Hal tersebut disampaikan dalam acara peluncuran bukunya “Peradaban Not Just Civilization” di Hall Dewan Pers hari Senin, (22/6).
“Algoritma itu dulu dirancang oleh ustadz orang soleh namanya Al-Khawarizmi, abad sembilan untuk memudahkan manusia menemukan kebenaran,” ujar Adhie.
Ia kemudian membandingkan algoritma dengan keris, yang bukan sekadar senjata, melainkan produk yang mengandung budaya, seni, dan pengetahuan metalurgi.
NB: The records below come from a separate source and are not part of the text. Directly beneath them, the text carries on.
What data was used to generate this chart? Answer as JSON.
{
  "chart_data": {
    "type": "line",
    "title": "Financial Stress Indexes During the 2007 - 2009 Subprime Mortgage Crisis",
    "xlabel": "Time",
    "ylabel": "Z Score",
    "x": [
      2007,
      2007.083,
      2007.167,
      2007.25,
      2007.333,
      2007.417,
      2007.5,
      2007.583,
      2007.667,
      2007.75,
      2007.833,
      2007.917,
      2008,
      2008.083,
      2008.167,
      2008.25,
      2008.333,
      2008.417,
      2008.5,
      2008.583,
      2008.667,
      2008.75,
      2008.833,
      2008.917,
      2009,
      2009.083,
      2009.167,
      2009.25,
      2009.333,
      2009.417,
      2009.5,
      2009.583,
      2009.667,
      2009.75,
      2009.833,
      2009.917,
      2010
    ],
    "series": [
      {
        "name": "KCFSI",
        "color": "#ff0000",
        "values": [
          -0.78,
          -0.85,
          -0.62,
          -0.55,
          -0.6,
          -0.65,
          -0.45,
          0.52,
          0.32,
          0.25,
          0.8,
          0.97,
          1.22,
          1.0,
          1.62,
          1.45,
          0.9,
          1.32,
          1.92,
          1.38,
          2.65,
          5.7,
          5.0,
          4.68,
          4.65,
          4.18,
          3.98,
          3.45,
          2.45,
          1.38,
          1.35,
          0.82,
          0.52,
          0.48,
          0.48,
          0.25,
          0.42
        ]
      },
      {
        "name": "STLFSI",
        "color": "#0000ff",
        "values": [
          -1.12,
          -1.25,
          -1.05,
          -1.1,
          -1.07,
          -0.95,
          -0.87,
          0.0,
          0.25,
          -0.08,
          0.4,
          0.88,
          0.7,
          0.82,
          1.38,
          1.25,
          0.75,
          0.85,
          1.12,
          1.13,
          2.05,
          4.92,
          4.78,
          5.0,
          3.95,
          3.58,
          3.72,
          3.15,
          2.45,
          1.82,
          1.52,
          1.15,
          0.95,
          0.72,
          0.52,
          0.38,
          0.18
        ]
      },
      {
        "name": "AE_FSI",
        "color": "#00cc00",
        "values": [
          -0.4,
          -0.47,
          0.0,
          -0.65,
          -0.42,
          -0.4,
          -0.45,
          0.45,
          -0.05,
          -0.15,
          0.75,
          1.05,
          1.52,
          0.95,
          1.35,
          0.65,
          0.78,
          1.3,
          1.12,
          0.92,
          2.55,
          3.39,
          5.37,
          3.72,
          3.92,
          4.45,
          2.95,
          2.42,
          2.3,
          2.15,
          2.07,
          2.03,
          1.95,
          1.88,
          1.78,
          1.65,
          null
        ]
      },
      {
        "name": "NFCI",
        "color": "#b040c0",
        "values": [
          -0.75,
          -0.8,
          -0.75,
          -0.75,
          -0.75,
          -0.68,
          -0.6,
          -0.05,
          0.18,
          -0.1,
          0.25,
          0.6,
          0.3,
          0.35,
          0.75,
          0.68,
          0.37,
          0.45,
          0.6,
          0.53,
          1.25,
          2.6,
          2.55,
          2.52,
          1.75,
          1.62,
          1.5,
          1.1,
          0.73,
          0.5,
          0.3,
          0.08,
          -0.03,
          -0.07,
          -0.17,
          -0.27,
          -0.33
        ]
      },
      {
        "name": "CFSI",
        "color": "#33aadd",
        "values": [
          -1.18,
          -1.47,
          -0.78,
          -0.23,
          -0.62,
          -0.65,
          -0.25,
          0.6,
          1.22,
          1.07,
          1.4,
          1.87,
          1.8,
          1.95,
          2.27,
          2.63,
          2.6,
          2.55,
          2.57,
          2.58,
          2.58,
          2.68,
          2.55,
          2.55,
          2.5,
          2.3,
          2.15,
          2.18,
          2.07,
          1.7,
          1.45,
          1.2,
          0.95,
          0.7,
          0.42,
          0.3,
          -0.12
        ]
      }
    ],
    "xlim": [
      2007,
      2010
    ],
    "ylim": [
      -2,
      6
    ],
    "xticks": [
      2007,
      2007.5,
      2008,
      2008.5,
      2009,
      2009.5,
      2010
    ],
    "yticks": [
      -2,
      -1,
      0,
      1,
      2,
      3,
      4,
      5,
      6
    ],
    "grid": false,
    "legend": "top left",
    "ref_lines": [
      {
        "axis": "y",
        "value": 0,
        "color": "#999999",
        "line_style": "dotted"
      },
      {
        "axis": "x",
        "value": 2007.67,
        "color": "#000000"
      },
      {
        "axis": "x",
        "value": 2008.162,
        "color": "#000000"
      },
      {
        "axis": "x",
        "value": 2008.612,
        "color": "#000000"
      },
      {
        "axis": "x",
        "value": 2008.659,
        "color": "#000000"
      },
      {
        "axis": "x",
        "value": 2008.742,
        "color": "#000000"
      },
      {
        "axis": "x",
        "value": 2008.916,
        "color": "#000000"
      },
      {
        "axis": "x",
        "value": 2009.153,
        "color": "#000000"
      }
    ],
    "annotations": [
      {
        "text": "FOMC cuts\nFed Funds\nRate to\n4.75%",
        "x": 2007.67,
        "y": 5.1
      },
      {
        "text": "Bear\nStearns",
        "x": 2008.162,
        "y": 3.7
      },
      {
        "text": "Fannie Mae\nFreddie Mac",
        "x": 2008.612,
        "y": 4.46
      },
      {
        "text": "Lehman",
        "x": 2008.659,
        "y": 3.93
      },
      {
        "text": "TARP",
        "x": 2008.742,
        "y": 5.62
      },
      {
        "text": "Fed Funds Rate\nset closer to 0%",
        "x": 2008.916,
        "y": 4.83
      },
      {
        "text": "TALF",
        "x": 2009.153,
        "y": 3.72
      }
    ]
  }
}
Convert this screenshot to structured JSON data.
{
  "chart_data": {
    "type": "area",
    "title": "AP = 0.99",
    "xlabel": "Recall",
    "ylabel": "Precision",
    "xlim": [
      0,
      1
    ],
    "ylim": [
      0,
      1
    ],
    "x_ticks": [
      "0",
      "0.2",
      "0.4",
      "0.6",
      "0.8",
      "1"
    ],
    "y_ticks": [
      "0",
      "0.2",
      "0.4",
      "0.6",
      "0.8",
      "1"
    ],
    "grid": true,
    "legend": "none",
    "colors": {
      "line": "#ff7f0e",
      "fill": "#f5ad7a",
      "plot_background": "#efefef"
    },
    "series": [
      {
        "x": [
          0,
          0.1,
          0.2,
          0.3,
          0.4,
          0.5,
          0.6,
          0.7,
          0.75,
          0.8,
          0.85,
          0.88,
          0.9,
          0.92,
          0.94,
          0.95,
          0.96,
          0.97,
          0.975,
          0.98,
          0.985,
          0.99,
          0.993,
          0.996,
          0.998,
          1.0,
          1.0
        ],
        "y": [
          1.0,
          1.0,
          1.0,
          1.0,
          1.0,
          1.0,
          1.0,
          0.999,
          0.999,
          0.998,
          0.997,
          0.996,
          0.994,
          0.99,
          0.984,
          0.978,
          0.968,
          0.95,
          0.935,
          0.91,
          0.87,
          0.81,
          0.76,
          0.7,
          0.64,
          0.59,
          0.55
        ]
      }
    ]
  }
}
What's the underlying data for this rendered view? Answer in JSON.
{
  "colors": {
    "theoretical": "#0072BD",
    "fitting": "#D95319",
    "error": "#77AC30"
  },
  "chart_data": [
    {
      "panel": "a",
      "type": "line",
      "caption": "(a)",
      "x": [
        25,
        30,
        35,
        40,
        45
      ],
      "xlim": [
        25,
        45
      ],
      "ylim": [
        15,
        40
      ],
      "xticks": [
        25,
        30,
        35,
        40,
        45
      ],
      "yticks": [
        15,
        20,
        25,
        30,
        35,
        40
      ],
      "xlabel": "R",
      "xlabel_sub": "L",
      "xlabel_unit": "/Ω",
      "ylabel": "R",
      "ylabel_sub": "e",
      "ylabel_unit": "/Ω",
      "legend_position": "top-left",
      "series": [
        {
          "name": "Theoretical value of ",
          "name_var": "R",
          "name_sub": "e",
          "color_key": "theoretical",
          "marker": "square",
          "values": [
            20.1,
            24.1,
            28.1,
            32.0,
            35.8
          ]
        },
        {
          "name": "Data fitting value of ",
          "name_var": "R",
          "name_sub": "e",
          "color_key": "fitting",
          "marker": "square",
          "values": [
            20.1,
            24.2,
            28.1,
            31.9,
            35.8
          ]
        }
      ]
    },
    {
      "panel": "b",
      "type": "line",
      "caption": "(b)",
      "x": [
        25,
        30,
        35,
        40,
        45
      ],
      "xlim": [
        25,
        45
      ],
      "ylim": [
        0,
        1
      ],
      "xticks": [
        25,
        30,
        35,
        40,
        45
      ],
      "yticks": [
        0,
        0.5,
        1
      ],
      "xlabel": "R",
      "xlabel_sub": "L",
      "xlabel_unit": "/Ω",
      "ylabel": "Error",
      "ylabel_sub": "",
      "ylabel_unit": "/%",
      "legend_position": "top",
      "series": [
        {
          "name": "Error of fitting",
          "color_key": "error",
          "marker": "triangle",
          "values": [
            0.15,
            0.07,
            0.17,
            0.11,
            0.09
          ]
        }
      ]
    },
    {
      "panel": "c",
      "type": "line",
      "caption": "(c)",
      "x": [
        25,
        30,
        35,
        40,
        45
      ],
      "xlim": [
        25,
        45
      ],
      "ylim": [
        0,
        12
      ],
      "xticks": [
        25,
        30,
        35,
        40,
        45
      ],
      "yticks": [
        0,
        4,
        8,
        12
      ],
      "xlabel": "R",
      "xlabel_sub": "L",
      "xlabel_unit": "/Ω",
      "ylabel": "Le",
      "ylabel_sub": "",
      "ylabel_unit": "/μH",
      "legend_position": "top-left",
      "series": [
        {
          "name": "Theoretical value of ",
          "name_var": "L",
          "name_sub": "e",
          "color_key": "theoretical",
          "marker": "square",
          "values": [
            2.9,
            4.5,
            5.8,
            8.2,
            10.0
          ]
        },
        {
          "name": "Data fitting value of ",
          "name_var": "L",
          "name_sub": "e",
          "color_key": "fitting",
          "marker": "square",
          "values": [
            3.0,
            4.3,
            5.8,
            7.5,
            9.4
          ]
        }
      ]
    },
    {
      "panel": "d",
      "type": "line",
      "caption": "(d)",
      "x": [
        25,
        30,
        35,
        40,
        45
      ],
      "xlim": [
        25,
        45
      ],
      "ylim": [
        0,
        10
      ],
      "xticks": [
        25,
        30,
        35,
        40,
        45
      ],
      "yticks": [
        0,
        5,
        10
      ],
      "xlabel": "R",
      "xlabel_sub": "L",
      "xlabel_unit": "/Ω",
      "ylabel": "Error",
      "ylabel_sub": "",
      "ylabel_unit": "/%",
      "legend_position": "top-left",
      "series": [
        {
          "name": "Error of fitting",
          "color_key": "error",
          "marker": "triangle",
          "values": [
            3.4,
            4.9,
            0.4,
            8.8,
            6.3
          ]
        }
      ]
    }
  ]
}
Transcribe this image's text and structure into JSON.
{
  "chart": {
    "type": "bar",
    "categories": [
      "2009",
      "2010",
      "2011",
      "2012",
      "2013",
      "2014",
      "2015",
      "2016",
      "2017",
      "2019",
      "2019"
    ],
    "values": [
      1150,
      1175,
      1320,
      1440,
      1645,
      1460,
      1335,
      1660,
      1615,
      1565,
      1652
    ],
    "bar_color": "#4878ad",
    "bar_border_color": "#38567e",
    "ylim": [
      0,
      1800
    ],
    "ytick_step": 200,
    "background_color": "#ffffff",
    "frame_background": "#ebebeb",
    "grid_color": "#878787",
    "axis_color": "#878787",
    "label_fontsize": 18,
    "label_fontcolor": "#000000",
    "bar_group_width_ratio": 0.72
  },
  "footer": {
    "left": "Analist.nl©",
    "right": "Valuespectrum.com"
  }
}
Menurutnya, persoalan muncul ketika ada “keris bohongan” atau keris yang dikutuk, sehingga nilai budaya yang terkandung menjadi rusak.
“Nah saya bilang algoritma itu kurang lebih hasilnya seperti itu. Jadi ketika disalahgunakan, perangkat yang disalahkan,” tegasnya.
Adhie menekankan bahwa baik keris maupun algoritma pada dasarnya netral. Nilai positif atau negatifnya bergantung pada bagaimana manusia memanfaatkannya.